The investigators utilized retrospective hospital discharge data from Mississippi’s Inpatient Outpatient Data System. Included adults (18 years and older) were Mississippians with a disclosed racial identity who were hospitalized with COVID-19 in any of the state’s 103 hospitals from March 1-December 31, 2020.

The average age of the 18731 hospitalized adults was 66 years, and 54.0% were female. Broken down by race, 1.2% of Mississippi’s COVID-19 patients were American Indian and Alaska Native, 49.1% were Black, and 48.7% were White.

Indigenous COVID-19 patients had the longest COVID-19 hospital admission times of all other races. The odds of in-hospital mortality were 77% lower for White patients and 75% lower for Black COVID-19 patients than for American Indian and Alaska Native patients.

Notably, Mississippi’s American Indian and Native Alaskan in-patients averaged younger than patients of all other races when admitted to the hospital and were younger than other races who died in the hospital. These finding were consistent with morality data from other states, such as Alaska, Arizona, and New Mexico, all of which reported COVID-19 deaths among Indigenous persons at rates comparable to White people 20-30 years older.

American Indian and Native Alaskan COVID-19 patients had a lower average comorbidity risk score relative to all other COVID-19 patients.
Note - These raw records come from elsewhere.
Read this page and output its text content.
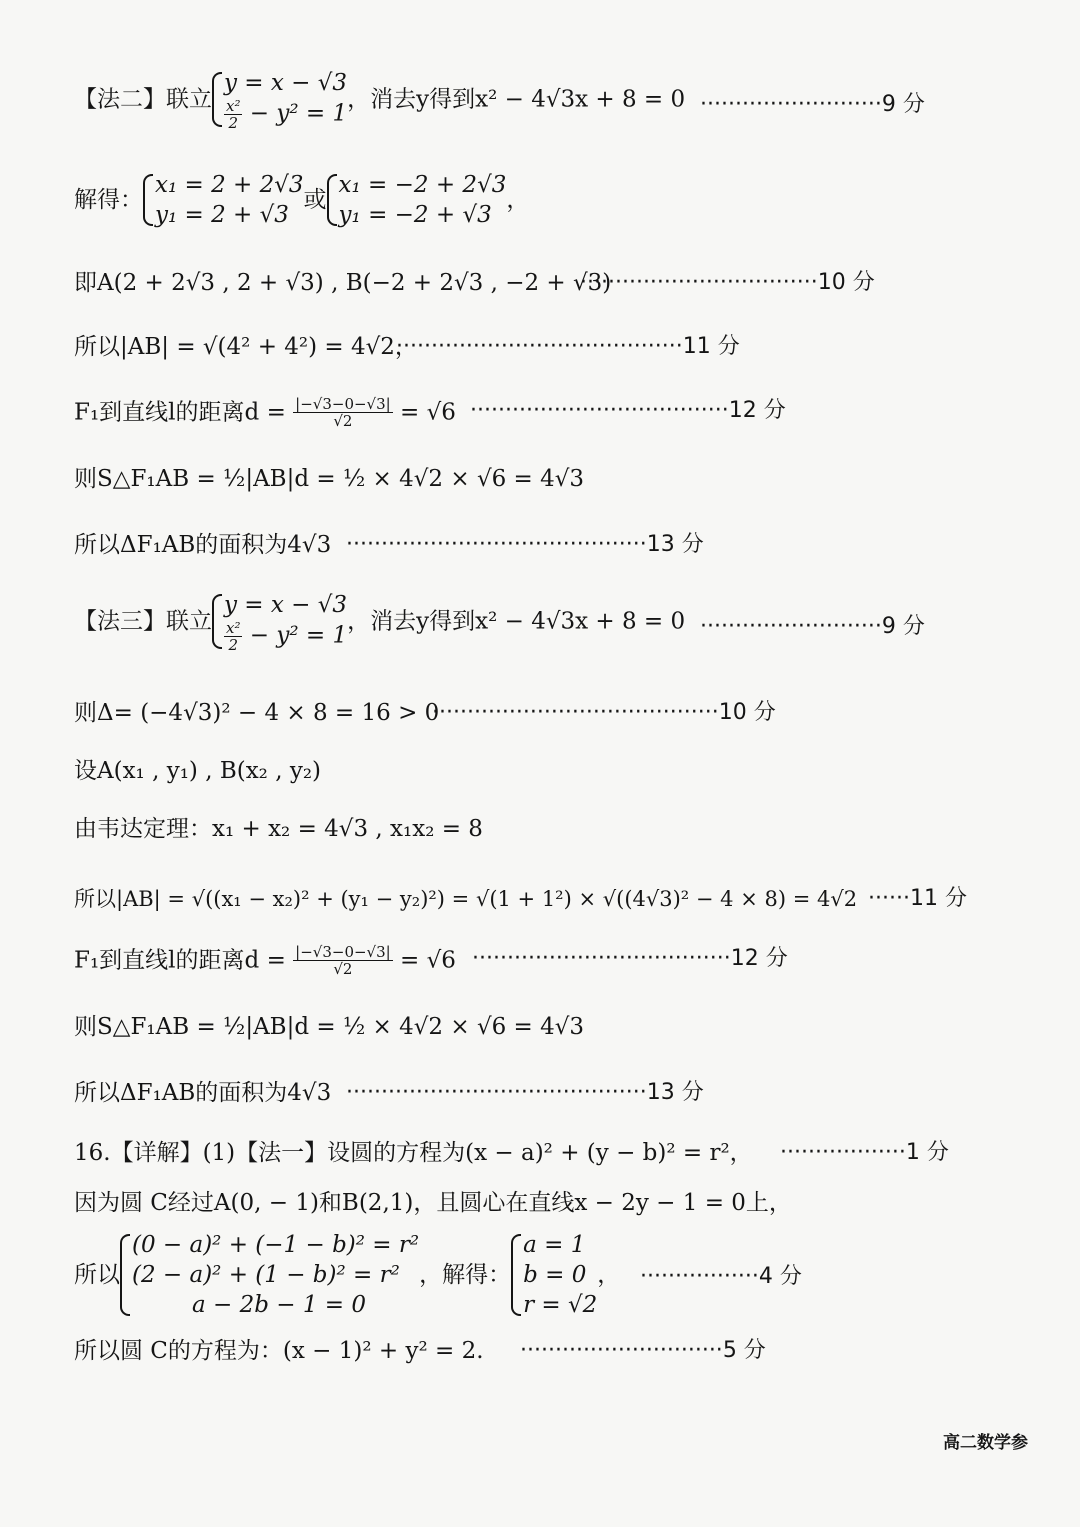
【法二】联立
y = x − √3
$\frac{\text{x²}}{2} - y^2 = 1$
，消去y得到x² − 4√3x + 8 = 0 ··························9 分
解得：
x₁ = 2 + 2√3
y₁ = 2 + √3
或
x₁ = −2 + 2√3
y₁ = −2 + √3
，
即A(2 + 2√3 , 2 + √3) , B(−2 + 2√3 , −2 + √3)
··································10 分
所以|AB| = √(4² + 4²) = 4√2，
·········································11 分
F₁到直线l的距离$d = \frac{|-√3-0-√3|}{√2} = √6 \cdot\cdot\cdot\cdot\cdot\cdot\cdot\cdot\cdot\cdot\cdot\cdot\cdot\cdot\cdot\cdot\cdot\cdot\cdot\cdot\cdot\cdot\cdot\cdot\cdot\cdot\cdot\cdot\cdot\cdot\cdot\cdot\cdot\cdot\cdot\cdot\cdot 12$ 分
则S△F₁AB = ½|AB|d = ½ × 4√2 × √6 = 4√3
所以ΔF₁AB的面积为4√3 ···········································13 分
【法三】联立
y = x − √3
$\frac{\text{x²}}{2} - y^2 = 1$
，消去y得到x² − 4√3x + 8 = 0 ··························9 分
则Δ= (−4√3)² − 4 × 8 = 16 > 0
·········································10 分
设A(x₁ , y₁) , B(x₂ , y₂)
由韦达定理：x₁ + x₂ = 4√3 , x₁x₂ = 8
所以|AB| = √((x₁ − x₂)² + (y₁ − y₂)²) = √(1 + 1²) × √((4√3)² − 4 × 8) = 4√2 ······11 分
F₁到直线l的距离$d = \frac{|-√3-0-√3|}{√2} = √6 \cdot\cdot\cdot\cdot\cdot\cdot\cdot\cdot\cdot\cdot\cdot\cdot\cdot\cdot\cdot\cdot\cdot\cdot\cdot\cdot\cdot\cdot\cdot\cdot\cdot\cdot\cdot\cdot\cdot\cdot\cdot\cdot\cdot\cdot\cdot\cdot\cdot 12$ 分
则S△F₁AB = ½|AB|d = ½ × 4√2 × √6 = 4√3
所以ΔF₁AB的面积为4√3 ···········································13 分
16.【详解】(1)【法一】设圆的方程为(x − a)² + (y − b)² = r²， ··················1 分
因为圆 C经过A(0, − 1)和B(2,1)，且圆心在直线x − 2y − 1 = 0上，
所以
(0 − a)² + (−1 − b)² = r²
(2 − a)² + (1 − b)² = r²
a − 2b − 1 = 0
，解得：
a = 1
b = 0
r = √2
， ·················4 分
所以圆 C的方程为：(x − 1)² + y² = 2. ·····························5 分
高二数学参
Despite associations between reduced comorbidity risk scores and reduced inpatient mortality, Indigenous Mississippians were still significantly more likely than patients of all other races to die in the hospital.

The investigators strongly recommended further study into the disparately high in-hospital mortality rates of Indigenous communities. “This reality has devastating repercussions on Indigenous populations who have already seen tremendous loss among tribal elders,” the study authors wrote. “Each death signifies not only the loss of life, but also the loss of tribal culture, tradition, and language.”